Tears came into the little man’s eyes.”Oh madam, if only I could tell you! But you have not had to deal with govern­ments, where there are only spokesmen who interpret some­body or something which is never seen, and has indeed only a mystical being. The people I talk to at Federal Hall are so polite, and so ready to listen when I talk of injustice, but so determined in saying that it is not their desire, but that of the newly formed state, and that their sole responsibility is to see that the laws are administered equitably. And when I ask to see the statutes, they say that they are still being put in final form, but that they have nevertheless the effect of laws. Oh, madam, need I say that they are every man jack of them Whigs, and we are Tories, and they have us at the pistol’s point? When the flag was lowered on the City Hall, was not Cain’s flag raised? They talk so smoothly about ‘natural jus­tice’, which excuses this spoliation of the defeated. For we are defeated, and we must bow to it. When the Royal Arms were torn down at the City Hall, I tell you without shame, Mrs. Gage, I wept! These were our guarantees of order and justice, and what have we now? A parcel of Whigs! Think of what Mr. Willoughby said on Sunday last!”

Think of it indeed. Mr. Willoughby had raged against Federal Hall, but he had not come right out and said that the new government was sequestering the monies of the Loyal­ists to pay its own debts. Instead he had insisted once more that Cain was raised; he took refuge in Milton and spoke of

. . .what the grim wolf with privy paw

Daily devours apace and nothing said

by which those in the know, like Mr. Diedrick Potter, were well assured he meant the lawyers at Federal Hall, who took what they wanted, and could not be asked to account for it.

“So I have no assurance about when I may get my money?”

“Oh, Mrs.

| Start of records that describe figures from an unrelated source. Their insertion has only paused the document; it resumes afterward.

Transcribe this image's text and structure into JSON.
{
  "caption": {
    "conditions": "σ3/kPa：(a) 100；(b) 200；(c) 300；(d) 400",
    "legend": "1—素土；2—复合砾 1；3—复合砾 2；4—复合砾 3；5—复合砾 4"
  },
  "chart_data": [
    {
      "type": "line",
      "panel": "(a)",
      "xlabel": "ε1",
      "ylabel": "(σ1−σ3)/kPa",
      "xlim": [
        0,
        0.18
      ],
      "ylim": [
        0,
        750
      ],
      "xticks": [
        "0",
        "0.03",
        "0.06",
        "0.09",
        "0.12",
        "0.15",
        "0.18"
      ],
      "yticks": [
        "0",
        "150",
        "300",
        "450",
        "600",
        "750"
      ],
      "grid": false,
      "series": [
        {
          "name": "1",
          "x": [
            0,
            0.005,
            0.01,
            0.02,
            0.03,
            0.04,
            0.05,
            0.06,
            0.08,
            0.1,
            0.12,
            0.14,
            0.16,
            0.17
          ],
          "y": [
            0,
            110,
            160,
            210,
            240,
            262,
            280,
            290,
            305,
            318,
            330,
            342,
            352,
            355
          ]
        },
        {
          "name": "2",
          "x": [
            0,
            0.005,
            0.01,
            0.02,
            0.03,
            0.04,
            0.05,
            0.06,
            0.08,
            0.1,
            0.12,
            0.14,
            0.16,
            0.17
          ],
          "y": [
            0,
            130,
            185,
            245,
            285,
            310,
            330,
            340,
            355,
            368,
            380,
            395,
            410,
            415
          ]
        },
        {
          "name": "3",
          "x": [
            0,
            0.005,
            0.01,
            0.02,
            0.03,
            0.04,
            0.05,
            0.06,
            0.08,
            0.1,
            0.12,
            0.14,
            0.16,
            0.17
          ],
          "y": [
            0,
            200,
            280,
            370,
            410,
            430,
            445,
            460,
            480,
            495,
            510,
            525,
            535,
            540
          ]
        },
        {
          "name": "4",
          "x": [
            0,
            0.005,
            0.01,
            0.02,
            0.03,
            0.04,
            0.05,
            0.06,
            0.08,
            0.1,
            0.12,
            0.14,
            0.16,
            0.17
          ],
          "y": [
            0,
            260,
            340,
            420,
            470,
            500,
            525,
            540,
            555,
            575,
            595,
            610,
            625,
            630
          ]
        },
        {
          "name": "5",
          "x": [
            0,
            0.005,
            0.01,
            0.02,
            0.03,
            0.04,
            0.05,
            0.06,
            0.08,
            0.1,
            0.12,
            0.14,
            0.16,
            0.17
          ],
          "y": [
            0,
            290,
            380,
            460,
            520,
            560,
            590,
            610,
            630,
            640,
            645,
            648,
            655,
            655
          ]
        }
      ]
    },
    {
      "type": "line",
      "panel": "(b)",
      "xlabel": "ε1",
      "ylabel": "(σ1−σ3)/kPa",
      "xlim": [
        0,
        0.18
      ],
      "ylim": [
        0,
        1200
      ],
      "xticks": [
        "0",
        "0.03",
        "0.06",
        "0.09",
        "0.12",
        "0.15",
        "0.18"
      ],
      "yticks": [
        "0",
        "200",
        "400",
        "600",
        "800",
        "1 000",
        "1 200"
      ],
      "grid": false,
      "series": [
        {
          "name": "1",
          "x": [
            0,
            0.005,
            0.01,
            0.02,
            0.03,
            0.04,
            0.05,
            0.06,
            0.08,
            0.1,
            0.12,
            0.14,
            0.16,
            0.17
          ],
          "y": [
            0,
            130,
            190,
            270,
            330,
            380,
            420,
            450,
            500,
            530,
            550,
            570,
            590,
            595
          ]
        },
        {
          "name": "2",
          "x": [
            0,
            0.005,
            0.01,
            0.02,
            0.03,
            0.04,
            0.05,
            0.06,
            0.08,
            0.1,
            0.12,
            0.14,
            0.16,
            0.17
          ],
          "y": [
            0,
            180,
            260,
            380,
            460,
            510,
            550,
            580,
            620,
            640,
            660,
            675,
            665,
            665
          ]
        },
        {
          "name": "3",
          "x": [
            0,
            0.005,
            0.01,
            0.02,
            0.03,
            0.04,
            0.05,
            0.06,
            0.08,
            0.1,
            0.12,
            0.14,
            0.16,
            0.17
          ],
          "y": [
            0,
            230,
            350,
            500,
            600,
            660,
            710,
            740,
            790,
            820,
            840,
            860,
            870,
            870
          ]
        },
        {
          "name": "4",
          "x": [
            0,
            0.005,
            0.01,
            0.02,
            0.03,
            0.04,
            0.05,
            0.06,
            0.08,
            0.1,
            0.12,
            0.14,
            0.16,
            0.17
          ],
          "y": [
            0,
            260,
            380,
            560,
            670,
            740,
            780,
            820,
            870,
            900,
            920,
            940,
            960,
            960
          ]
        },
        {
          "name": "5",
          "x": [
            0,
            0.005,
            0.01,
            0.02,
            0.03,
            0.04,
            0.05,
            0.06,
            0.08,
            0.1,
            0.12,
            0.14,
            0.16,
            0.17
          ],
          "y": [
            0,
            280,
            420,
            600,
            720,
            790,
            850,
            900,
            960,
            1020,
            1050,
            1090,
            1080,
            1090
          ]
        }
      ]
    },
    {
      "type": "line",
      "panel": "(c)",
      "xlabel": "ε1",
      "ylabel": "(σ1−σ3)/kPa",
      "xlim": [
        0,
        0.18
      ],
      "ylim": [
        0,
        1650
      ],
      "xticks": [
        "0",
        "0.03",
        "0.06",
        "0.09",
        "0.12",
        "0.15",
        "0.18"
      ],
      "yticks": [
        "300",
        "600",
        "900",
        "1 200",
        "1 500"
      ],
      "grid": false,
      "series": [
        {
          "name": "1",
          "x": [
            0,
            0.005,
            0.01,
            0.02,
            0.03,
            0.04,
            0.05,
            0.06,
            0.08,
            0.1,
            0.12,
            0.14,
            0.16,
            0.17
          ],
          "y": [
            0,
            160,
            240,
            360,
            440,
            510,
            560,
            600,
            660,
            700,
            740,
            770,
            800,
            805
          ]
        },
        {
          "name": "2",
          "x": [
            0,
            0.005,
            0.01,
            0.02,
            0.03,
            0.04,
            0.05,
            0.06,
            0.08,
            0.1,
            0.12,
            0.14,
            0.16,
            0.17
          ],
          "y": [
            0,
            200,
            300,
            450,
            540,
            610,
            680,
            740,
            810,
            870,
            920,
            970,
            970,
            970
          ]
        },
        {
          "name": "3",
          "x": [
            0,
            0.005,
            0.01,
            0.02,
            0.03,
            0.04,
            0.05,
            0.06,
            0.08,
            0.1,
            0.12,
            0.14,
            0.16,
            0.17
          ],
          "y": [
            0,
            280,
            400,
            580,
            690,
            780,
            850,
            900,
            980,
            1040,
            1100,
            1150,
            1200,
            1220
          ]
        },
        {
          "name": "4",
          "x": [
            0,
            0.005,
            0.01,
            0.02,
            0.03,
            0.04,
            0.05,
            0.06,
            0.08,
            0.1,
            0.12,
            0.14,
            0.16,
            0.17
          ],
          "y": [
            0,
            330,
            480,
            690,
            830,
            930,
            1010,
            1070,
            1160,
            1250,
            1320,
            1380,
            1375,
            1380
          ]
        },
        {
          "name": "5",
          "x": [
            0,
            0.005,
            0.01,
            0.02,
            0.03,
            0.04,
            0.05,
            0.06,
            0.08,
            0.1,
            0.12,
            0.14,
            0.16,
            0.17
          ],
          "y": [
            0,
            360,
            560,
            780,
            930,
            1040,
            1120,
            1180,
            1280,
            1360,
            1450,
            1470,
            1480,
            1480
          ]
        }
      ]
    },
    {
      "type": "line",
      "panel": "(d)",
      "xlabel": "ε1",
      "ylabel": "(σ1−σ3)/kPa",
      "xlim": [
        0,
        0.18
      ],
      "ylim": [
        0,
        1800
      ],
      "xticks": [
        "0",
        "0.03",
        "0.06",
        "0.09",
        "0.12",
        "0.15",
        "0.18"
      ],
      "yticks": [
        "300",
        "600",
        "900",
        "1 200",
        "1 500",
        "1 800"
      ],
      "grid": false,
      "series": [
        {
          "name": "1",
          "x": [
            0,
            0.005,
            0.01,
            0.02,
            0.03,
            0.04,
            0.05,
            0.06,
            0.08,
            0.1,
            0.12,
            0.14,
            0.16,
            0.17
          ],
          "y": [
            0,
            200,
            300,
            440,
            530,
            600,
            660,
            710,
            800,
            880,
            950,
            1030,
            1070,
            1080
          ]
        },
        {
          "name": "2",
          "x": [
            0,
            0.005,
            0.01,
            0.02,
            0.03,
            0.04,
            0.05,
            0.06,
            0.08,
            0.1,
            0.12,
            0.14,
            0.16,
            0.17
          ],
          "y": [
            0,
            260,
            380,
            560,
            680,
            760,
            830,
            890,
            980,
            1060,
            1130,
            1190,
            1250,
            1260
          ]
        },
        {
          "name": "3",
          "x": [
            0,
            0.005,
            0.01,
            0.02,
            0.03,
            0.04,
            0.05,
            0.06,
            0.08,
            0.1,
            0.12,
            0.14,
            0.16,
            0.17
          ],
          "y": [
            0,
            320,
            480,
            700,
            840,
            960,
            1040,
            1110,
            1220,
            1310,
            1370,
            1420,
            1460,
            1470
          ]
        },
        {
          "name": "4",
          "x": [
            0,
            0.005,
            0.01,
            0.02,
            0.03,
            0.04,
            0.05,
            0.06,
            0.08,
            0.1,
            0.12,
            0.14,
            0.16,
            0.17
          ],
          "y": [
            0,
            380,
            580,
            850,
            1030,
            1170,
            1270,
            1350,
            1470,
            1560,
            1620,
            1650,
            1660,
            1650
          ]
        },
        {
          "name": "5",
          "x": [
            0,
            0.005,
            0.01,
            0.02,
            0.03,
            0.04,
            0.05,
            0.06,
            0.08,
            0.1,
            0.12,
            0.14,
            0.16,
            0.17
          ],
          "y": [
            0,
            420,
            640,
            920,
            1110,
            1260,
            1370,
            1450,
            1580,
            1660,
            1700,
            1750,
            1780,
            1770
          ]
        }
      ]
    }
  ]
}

Gage, I wish I could say otherwise, but I fear you may never get it. Every day I expect news that the Greenbush farms have been sequestered. They are garnering every penny piece that can be found among people like our­selves.”

“But it is utterly unjust!”

“Mrs. Gage, I am sorry to contradict you, but when it is a question of war, our notions of justice have no application whatever. Just as it was in pagan times, the cry is Vae victis — Woe to the vanquished! We are lucky not to be shot or beheaded, I suppose. This new government puts its faith in the treasury and not in the armoury. Very modern, I sup­pose.”

“So I have nothing left?”

“Oh, not quite that, Mrs. Gage. You have never spent your whole income in any single year since you came into your property, and those residuary funds are in our vaults, and we did not think it necessary to mention them to the taxing men, as they were neither income, nor yet capital, but just — just trifles, shall we say, hardly worth bothering about.”